Michael Sambataro

Personal information
- Full name: Michael Matías Sambataro Oviedo
- Date of birth: 4 December 2002 (age 23)
- Place of birth: Buenos Aires, Argentina
- Position: Defender

Youth career
- 2012–2014: River Plate
- 2014–2018: San Lorenzo
- 2018–2023: Huracán

Senior career*
- Years: Team / Apps / (Gls)
- 2023–2024: Güemes / 18 / (1)
- 2024: Cibao / 31 / (1)
- 2025: C.S.D. Liniers / 8 / (0)

International career^{‡}
- 2023–: Dominican Republic U23 / 4 / (0)
- 2023–: Dominican Republic / 15 / (1)

= Michael Sambataro =

Dominican footballer (born 2002)

Michael Matías Sambataro Oviedo (born 4 December 2002) is a professional footballer who plays as a defender. Born in Argentina, he plays for the Dominican Republic national team.

==Club career==
Sambataro is a youth product of River Plate, San Lorenzo and Huracán.

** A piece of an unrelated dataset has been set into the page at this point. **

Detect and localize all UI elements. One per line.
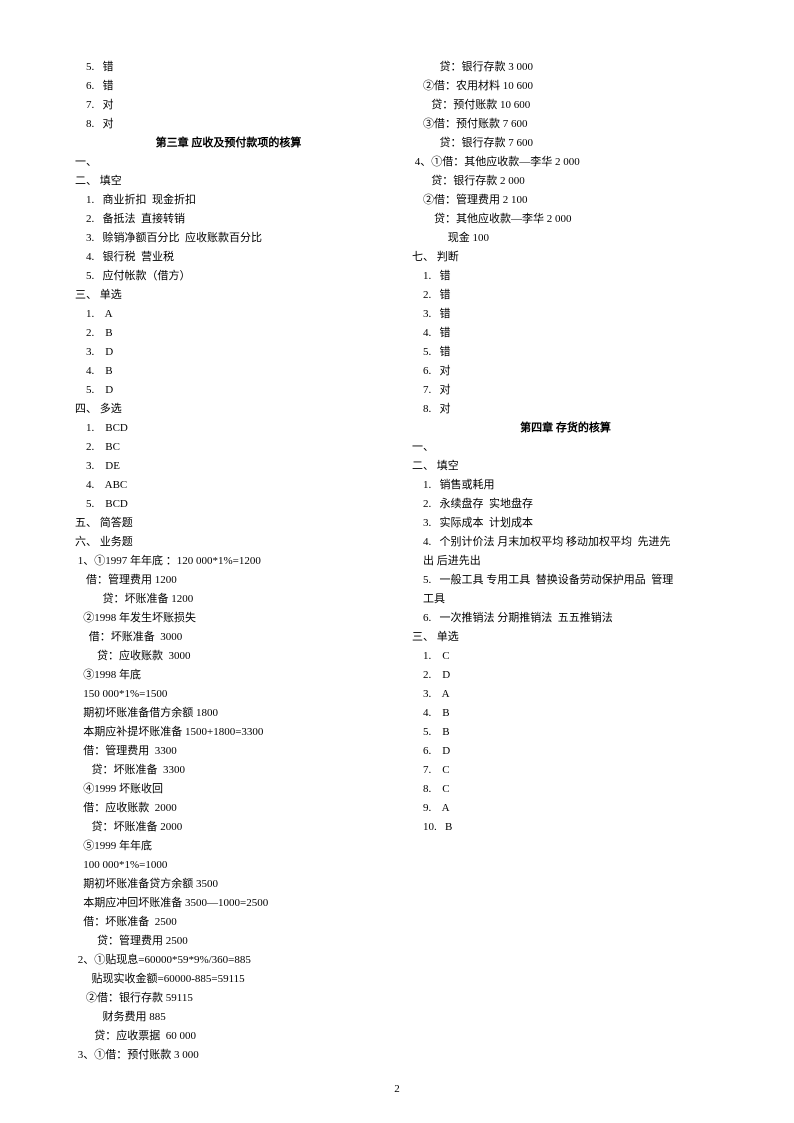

In January 2023, he moved to Güemes where he began his professional career in the Primera Nacional.

==Club statistics==

| Club | Division | Season | League |  |  | National cups |  |  | International cups |  |  | Total |  |  |
| Caps | Goals | Assists | Caps | Goals | Assists | Caps | Goals | Assists | Caps | Goals | Assists |
| Güemes Argentina | Primera Nacional | 2023 | 18 | 1 | 1 | 0 | 0 | 0 | 0 | 0 | 0 | 18 | 1 | 1 |
| Cibao Dominican Republic | LDF | 2024 | 35 | 0 | 0 | 0 | 0 | 0 | 4 | 0 | 0 | 39 | 1 | 0 |
| Liniers Argentina | Primera B Metropolitana | 2025 | 8 | 0 | 0 | 0 | 0 | 0 | 0 | 0 | 0 | 8 | 0 | 0 |
| Total career |  |  | 61 | 2 | 1 | 0 | 0 | 0 | 4 | 0 | 0 | 65 | 2 | 1 |

==International career==
Sambataro was born in Argentina to an Argentine father and Dominican mother. He was called up to the Dominican Republic national team in June 2023.